Peggy Sands Orchowski was seeking to get back into journalism when she learned about JAWS through Investigative Reporters and Editors. Attendance at the JAWS 2005 camp convinced her to become a member because she enjoyed socializing with women who shared her passion for journalism. During the past decade, she has witnessed the group membership shift from mostly full-time journalists to those working in other areas of communications. She believes that this demographic change within the group reflects the realities of a precarious media industry.

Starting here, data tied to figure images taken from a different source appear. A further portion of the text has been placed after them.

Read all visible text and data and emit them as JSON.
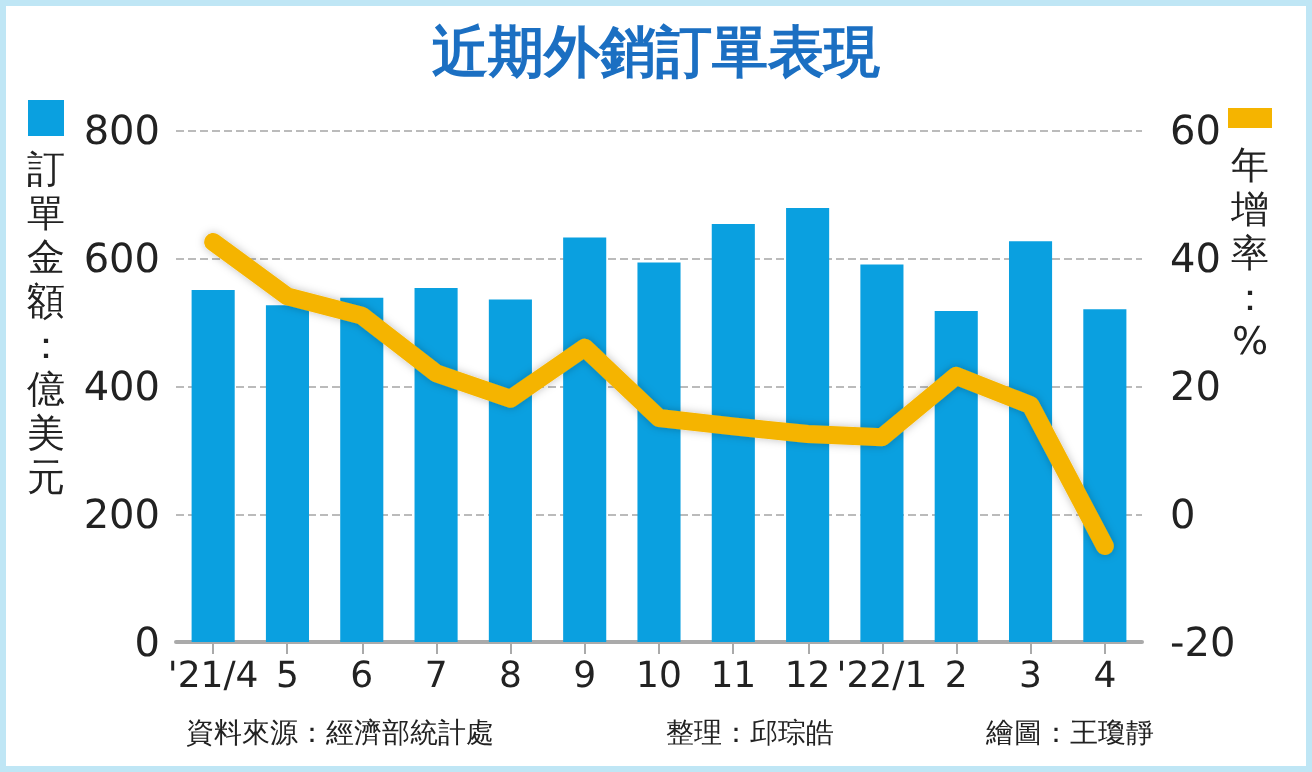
{
  "chart_data": {
    "type": "bar",
    "title": "近期外銷訂單表現",
    "categories": [
      "'21/4",
      "5",
      "6",
      "7",
      "8",
      "9",
      "10",
      "11",
      "12",
      "'22/1",
      "2",
      "3",
      "4"
    ],
    "series": [
      {
        "color": "#0aa0e0",
        "values": [
          550,
          526,
          538,
          553,
          535,
          632,
          593,
          653,
          678,
          590,
          517,
          626,
          520
        ]
      },
      {
        "type": "line",
        "axis": "y2",
        "color": "#f5b400",
        "values": [
          42.5,
          34,
          31,
          22,
          18,
          26,
          15,
          13.7,
          12.5,
          12,
          21.6,
          17,
          -5
        ]
      }
    ],
    "ylabel": "訂單金額：億美元",
    "y2label": "年增率：%",
    "ylim": [
      0,
      800
    ],
    "yticks": [
      0,
      200,
      400,
      600,
      800
    ],
    "y2lim": [
      -20,
      60
    ],
    "y2ticks": [
      -20,
      0,
      20,
      40,
      60
    ],
    "grid": "y",
    "marker": "none",
    "line_style": "solid",
    "annotations": [
      "資料來源：經濟部統計處",
      "整理：邱琮皓",
      "繪圖：王瓊靜"
    ]
  }
}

Peggy’s career aspiration began while living a year in Peru during her father’s Fulbright stint. That experience sealed her desire to become a foreign correspondent in South America. Back in the mid-1960s, news organizations were not hospitable to women. Editors put up gender excuses in denying her opportunities, but Peggy remained undeterred. After graduating from the University of California, Berkeley, she simply bought an airplane ticket to Peru and told AP editors she was available to do reporting. She enjoyed working as a foreign correspondent, but the event that led her to hang up her journalism hat was her marriage to a German guy and then her supportive accompaniment of him throughout the United States and Europe for his engineering work. Meanwhile, she raised the children, worked in grant writing, and obtained a doctorate in educational finance. But after the family left home, Peggy relocated to Washington, D.C., to begin her journalism career anew. She accepted jobs typically taken by recent college graduates and had no fear of learning from the ground up. Now in her early 70s, she keeps herself busy as ever, continuing to serve as Congressional correspondent for the Hispanic Outlook on Higher Education and, in 2008, having authored a book titled Immigration and the American Dream.

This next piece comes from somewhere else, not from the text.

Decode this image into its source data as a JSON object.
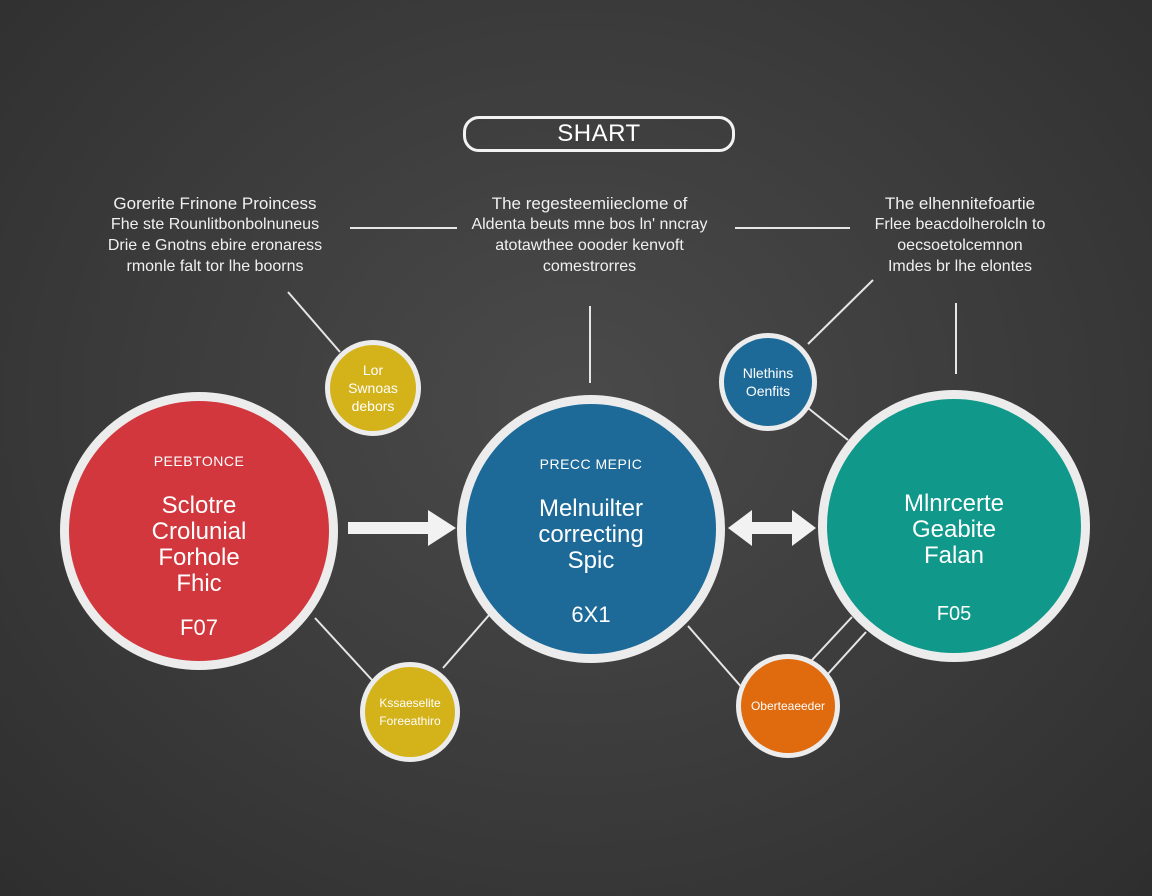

I visited Peggy Sands Orchowski at her home in the Georgetown neighborhood on the Sunday morning of December 15, 2013. She had underestimated the time commitment of an oral interview and had promised to support a friend presenting a sermon, so she extended an impromptu invitation to accompany her and her Italian exchange student to mass at the Washington National Cathedral. Thus, the Sunday morning began with organ music and the lighting of the Advent wreath. We parted ways for lunch and then reconvened at her home, where we talked all afternoon and through the evening. It was inspiring to hear of all her experiences, but for Peggy, she is always in search of something more. Although she had overcome gender barriers earlier in life, she reported disappointment to find that ageism now hindered her professional goals and believes that society should address this issue. As well, Peggy passionately expounded on Hispanic immigration in the United States and the languages and cultures of South America. These topics are not just talking points, but as Peggy said, “These are very long, personal experiences.”